Nanocomp Technologies will be supplying carbon nanotube yarn to replace copper in airplanes in 2014

Nanocomp Technologies (NTI) lightweight wiring, shielding, heating and composite structures enhance or replace heavier, more fatigue prone metal and composite elements to save hundreds of millions in fuel, while increasing structural, electrical and thermal performance. In INC Magazine, Nanocomp Technologies indicates that they will selling their carbon nanotube yarn (CTex) to airplane manufacturers in 2014 to replace copper wiring.

Nanocomp’s EMSHIELD sheet material was incorporated into the Juno spacecraft, launched on August 5, 2011, to provide protection against electrostatic discharge (ESD) as the spacecraft makes its way through space to Jupiter and is only one example of many anticipated program insertions for Nanocomp Technologies’ CNT materials.

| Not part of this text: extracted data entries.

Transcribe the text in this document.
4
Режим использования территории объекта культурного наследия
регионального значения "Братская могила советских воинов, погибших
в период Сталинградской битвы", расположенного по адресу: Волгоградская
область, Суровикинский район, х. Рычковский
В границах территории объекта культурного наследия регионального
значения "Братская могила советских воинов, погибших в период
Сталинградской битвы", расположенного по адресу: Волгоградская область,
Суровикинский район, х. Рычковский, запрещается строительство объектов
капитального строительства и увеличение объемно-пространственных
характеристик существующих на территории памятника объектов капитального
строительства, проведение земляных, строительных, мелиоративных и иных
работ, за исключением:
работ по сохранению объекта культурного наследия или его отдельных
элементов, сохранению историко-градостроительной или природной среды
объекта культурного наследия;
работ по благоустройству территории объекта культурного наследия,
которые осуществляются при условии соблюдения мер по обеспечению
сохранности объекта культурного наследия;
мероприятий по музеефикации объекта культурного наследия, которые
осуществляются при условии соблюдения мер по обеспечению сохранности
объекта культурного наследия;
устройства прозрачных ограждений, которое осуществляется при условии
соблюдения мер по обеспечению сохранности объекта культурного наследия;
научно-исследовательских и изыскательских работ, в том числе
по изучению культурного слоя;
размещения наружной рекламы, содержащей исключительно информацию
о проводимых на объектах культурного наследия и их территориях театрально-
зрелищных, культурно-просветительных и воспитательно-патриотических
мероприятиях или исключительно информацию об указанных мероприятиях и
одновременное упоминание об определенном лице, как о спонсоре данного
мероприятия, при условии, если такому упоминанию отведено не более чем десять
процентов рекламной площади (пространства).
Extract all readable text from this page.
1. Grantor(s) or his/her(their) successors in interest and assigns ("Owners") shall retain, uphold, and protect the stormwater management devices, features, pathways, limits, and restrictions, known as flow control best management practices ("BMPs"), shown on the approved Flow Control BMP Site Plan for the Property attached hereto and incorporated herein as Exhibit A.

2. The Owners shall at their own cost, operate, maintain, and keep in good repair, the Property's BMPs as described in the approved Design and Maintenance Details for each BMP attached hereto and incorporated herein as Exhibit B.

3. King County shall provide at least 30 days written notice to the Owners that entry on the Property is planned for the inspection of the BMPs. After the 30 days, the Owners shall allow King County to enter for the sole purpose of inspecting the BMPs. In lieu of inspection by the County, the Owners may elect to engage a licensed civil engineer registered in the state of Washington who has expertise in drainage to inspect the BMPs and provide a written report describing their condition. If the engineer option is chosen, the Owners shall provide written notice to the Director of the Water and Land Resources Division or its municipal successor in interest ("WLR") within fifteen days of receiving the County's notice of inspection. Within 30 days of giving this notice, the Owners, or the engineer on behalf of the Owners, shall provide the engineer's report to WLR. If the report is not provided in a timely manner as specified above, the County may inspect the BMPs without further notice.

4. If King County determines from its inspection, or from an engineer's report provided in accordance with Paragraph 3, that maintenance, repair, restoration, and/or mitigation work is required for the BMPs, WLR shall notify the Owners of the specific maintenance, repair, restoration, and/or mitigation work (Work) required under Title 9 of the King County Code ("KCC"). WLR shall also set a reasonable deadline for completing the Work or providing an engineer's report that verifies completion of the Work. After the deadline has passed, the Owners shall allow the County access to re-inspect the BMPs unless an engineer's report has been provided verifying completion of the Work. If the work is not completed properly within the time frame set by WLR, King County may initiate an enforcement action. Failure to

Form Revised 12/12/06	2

In a recent Presidential Determination, Nanocomp’s CNT sheet and yarn material has been uniquely named to satisfy this critical gap, and the Company entered into a long-term lease on a 100,000 square foot, high-volume manufacturing facility in Merrimack, N.H., to meet projected production demand.

The U.S. Dept. of Defense recognizes that CNT materials are vital to several of its next generation platforms and components, including lightweight body and vehicle armor with superior strength, improved structural components for satellites and aircraft, enhanced shielding on a broad array of military systems from electromagnetic interference (EMI) and directed energy, and lightweight cable and wiring. The Company’s CTex™ CNT yarns and tapes, for example, can reduce the weight of aircraft wire and cable harnesses by as much as 50 percent, resulting in considerable operational cost savings, as well as provide other valuable attributes such as flame resistance and improved reliability.

Nanocomp Technologies, Inc., a developer of performance materials and component products from carbon nanotubes (CNTs), in 2011 announced they had been selected by the United States Government, under the Defense Production Act Title III program (“DPA Title III”), to supply CNT yarn and sheet material for the program needs of the Department of Defense, as well as to create a path toward commercialization for civilian industrial use. Nanocomp’s CNT yarn and sheet materials are currently featured within the advanced design programs of several critical DoD and NASA applications.

Pure carbon wires carry data and electricity, yarns provide strength and stability

NTI converts its CNT flow to pure carbon, lightweight wires and yarns with properties that rival copper in data conductivity with reduced weight, increased strength and no corrosion—NTI’s wire and yarn products are presently being used both for data conduction and for structural wraps. For contrast: NTI’s CNT yarns were tested against copper for fatigue; where copper broke after nearly 14,000 bends, NTI’s CNT yarns lasted almost 2.5 million cycles—demonstrating nearly 2,000 times the fracture toughness.

NTI’s CNT yarns can be used in an array of applications including: copper wire replacement for aerospace, aviation and automotive; structural yarns, reinforcing matrix for structural composites; antennas; and motor windings.

Non-woven sheets and mats provide structure and/or conductivity

Laid onto a translating drum, the CNT flow is transformed into non-woven sheets of varying lengths and widths according to planned use. Sheet forms of NTI materials can be made thicker or thinner according to structural and/or conductive demands of the applications. Thin sheets (e.g., 20-30 microns thick) can serve a number of application requirements: electro-magnetic interference (EMI) shielding for data centers and airplanes; replacement for metal current collectors in battery electrodes, and airplane surface systems for lightning strike protection. By contrast, thicker sheets or stacked formats can act as a component of a structural system such as protective armor or as an integrated element of a conductive textile product.